Peter Castle

Personal information
- Full name: Peter Castle
- Date of birth: 12 March 1987 (age 39)
- Place of birth: Southampton, England
- Height: 6 ft 0 in (1.83 m)
- Position: Centre-back

Youth career
- 1996–2001: AFC Bournemouth
- 2001–2003: Reading

Senior career*
- Years: Team / Apps / (Gls)
- 2003–2006: Reading / 1 / (0)
- 2005: → St. Albans City (loan) / 2 / (0)
- 2006: → Rushden & Diamonds (loan) / 1 / (0)
- 2006: Rushden & Diamonds / 0 / (0)
- 2006: Staines Town / 9 / (1)
- 2006: Eastleigh / 1 / (0)
- 2006–2010: Bashley / 107 / (8)
- 2010: AFC Totton / 2 / (0)
- 2010–2011: Gosport Borough / 14 / (0)
- 2011: Lymington Town / 7 / (0)
- 2011–2012: GE Hamble / 22 / (0)
- 2012: Winchester City / 18 / (2)
- 2012–2019: Sholing / 166 / (14)
- 2019–2020: Hamble Club / 21 / (2)
- 2020–2021: AFC Portchester / 7 / (1)
- 2022: Brockenhurst / 3 / (0)
- 2023: Sholing / 3 / (0)
- 2024: Millbrook / 5 / (0)

International career
- 2003: England U16 / 3 / (0)

= Peter Castle =

English footballer

Peter Castle (born 12 March 1987) is an English footballer who plays as a centre-back. In 2003, he became Reading's youngest ever player aged 16 years and 49 days. At international level, Castle has represented the England under-16s and Ireland under-18s.

==Club career==
===Football League===
Castle began his career at AFC Bournemouth aged nine before moving to Reading in 2001 where he broke into the reserve team at 15. He made his Reading debut as a 79th-minute substitute against Watford on 30 April 2003 along with fellow academy graduate Darren Campbell. At just 16 years and 49 days he became the club's youngest ever player, a record he still holds. Despite making his debut at such a young age, he could not establish himself at Reading and the match against Watford proved to be his first and last appearance for the club.

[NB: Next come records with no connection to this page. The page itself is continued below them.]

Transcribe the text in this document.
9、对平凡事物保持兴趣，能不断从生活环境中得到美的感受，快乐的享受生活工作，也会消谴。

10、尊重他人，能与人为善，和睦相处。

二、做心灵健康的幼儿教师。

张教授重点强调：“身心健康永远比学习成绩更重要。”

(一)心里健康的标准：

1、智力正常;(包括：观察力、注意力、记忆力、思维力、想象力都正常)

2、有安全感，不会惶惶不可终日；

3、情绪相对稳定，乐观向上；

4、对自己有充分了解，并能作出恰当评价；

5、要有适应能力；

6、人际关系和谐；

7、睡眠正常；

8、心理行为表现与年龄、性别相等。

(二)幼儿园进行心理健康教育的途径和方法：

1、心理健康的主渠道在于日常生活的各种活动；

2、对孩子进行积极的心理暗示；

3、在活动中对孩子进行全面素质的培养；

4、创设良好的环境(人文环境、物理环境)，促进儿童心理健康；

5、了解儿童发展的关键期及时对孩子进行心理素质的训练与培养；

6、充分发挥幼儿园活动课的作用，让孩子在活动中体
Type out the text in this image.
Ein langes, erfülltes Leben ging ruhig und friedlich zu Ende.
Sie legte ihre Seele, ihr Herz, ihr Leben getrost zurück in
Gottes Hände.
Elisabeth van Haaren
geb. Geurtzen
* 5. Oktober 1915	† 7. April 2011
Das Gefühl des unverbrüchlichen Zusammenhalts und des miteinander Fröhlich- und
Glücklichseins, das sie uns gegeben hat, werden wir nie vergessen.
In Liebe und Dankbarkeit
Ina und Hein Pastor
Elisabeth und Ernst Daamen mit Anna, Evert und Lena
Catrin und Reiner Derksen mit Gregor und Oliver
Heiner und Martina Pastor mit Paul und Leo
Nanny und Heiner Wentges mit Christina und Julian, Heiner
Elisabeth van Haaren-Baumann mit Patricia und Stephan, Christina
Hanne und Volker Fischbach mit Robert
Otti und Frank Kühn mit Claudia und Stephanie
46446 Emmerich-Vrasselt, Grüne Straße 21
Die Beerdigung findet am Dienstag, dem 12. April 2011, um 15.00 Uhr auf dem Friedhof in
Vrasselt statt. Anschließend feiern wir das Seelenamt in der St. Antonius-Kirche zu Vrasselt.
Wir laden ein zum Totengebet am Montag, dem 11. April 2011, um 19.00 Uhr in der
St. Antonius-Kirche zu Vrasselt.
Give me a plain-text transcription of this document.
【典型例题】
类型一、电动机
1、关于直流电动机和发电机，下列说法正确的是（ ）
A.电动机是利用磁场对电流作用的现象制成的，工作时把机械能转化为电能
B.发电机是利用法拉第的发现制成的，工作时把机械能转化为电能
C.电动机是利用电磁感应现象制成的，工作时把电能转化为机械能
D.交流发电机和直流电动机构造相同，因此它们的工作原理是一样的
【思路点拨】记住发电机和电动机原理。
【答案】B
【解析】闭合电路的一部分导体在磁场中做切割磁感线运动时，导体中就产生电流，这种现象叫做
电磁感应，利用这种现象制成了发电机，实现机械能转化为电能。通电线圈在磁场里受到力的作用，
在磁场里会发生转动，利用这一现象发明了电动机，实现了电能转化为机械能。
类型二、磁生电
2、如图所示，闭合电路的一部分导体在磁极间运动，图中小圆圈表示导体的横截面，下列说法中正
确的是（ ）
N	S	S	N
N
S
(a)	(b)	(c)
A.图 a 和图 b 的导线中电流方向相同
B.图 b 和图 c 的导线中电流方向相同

In September 2005 he moved to St. Albans City on a one-month loan and made six appearances in total before returning to Reading on 11 October. Soon afterwards, Castle was soon loaned out again, this time joining Rushden & Diamonds in January on loan for the rest of the season. He made his debut against Wrexham, starting in a 2–0 home defeat and with his Reading contract due to expire at the end of the season, Castle made his loan move to Rushden permanent on the last day of the transfer window, signing on a short-term deal until the end of the season. He made one further appearance on 24 April in the Maunsell Cup against Peterborough United before being released by the club at the end of the 2005–06 season.

===Non-league===

Following his release Castle moved into non-league football. He joined Staines Town in July 2006 but remained there for only a few months, making nine league appearances, before joining Conference South side Eastleigh in October. He made just one first team appearance for Eastleigh, a league match against Weston Super Mare, before moving on to Bashley in the Southern League Division One South & West a month later.

Castle remained at Bashley for three and a half years and helped the club to promotion to the Southern League Premier Division during the 2006–07 season. He made 131 appearances in total, scoring nine goals before moving on to A.F.C. Totton in January 2010. After a brief stay with Totton, Castle joined Southern League Division One South & West rivals Gosport Borough in June, remaining there for one season before switching to Lymington Town on 1 July 2011. Castle was released by the club just three months later though when it emerged he had been playing Sunday league football without permission. Following his release he joined GE Hamble until the end of the 2011–12 season before returning to Southern League football with Winchester City in June 2012. After early exits from the FA Cup and FA Trophy, Castle left Winchester and joined Sholing in September. In April 2019, he reached the milestone of playing 200 matches in all competitions for Sholing. In May 2019, he joined Hamble Club after seven years with Sholing. In February 2020, he joined AFC Portchester. In August 2023, he was back playing for former side Sholing. In July 2024, he joined Millbrook.

==International career==
While at Reading, Castle represented the England under-16s and the
Ireland under-18s at international level.